Back in my misspent youth we took chances in cars-incredibly risky chances. But there was one time when I was really glad that I wasn’t along for the ride.


That’s when a severely drunk and stupid buddy of mine decided to take a car-load of his closest drinking colleagues for a 5-mile trip on a major four lane freeway.


In the wrong lane.


Despite my dangerously uninformed youthful age at the time I couldn’t believe how lucky these guys were to survive a wrong way trip on a busy highway.



Because even at that age we’d already had some peers end up with toe tags in a meat wagon thanks to that same insane stunt on that same road. In our youthful leap of logic we could forgive the guy if he was driving the same way as traffic but driving headfirst into heavy traffic crossed a line.


And in a way it made some sense because the sober drivers have a much better of chance seeing this drunken wheel man in front of them than seeing this clown heading straight at him in his lane at the last millisecond cresting a hill. That’s the kind of driving that exceeds the power of 120,000 St. Christopher medals-the patron saint of travelers only has so much juice.


It was the “driving the wrong way on the roadpart of the equation that sent our severely underdeveloped adolescent danger radar into a Star trek caliber “red alert”. And now guys are paying good money to drive cars designed for the wrong side of the road…when they’re sober.


Japanese vehicles are dirt cheap because Japan is so heavily anti-old beater car. In other words you don’t see a ton of 1981 Celicas kicking around Kyoto in 2010. In fact you’d have a much better chance of spotting a 1959 Cadillac convertible in traffic thanks to the Japanese love affair with vintage U.S. culture.


In Canada you can basically import and drive any 15-year-old right hand drive vehicles and license them for the road and most North American jurisdictions are similar. So you can take that 1995 Suzuki truck right off the boat, jump through the same hoops for a left hand drive car and have it on the street within hours.
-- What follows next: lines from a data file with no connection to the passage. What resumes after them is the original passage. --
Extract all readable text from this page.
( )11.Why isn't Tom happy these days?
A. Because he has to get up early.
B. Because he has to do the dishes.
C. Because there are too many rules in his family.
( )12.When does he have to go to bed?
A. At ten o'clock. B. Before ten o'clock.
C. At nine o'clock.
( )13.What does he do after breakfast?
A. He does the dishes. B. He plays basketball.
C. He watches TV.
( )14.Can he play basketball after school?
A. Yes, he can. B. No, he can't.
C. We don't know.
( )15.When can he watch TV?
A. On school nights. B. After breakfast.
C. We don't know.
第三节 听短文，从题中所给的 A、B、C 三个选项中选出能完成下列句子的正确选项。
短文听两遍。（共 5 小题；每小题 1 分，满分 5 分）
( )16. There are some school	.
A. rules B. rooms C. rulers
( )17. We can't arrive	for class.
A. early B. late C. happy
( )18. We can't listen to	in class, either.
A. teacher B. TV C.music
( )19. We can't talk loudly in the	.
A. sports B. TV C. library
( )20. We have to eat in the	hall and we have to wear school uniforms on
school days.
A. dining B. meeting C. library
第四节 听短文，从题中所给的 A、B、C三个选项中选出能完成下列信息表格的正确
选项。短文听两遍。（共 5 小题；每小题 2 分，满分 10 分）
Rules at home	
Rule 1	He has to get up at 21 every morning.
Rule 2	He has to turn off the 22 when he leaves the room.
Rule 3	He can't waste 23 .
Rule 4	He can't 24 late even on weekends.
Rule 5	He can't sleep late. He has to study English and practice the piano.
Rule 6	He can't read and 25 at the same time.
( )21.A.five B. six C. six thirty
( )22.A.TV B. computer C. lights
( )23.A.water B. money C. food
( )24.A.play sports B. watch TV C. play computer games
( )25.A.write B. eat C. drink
Even though that little truck is 40% more likely to be involved in a crash and 4 times more likely to cause a crash. Add in that fact that many of these imports are Japanese street monsters that ruled the roads in Tokyo back in 1995. They’re insanely fast and most of them are being driven by guys closer to 20 years old than 30.


So you end up with a young guy driving a car designed for the other side of the road-throw out the 24 beers that my buddy drank back in the 70s and you essentially have history repeating itself.


You run into a fine line here between property rights and public safety-it’s not quite as well defined as the law that doesn’t let you take your UZI on a jet but it does beg a few questions.


Questions like why don’t these vehicles have sky-high insurance rates? They sure priced the 1970 Hemi-Cuda out of the reach of the average guy back in the 70s simply because those cars turned too many kids into Teen Angels.


The same logic should apply to these “righties in lefty traffic cars” if your chances of a crash go up significantly . If not, then a whole bunch of aging guys who had to sell their beloved GTOs back in the 1960s because their insurance rates could buy a small bungalow should start working on a giant class action suit.



Or I can quit hacking on my buddy for something he did over 35 years ago.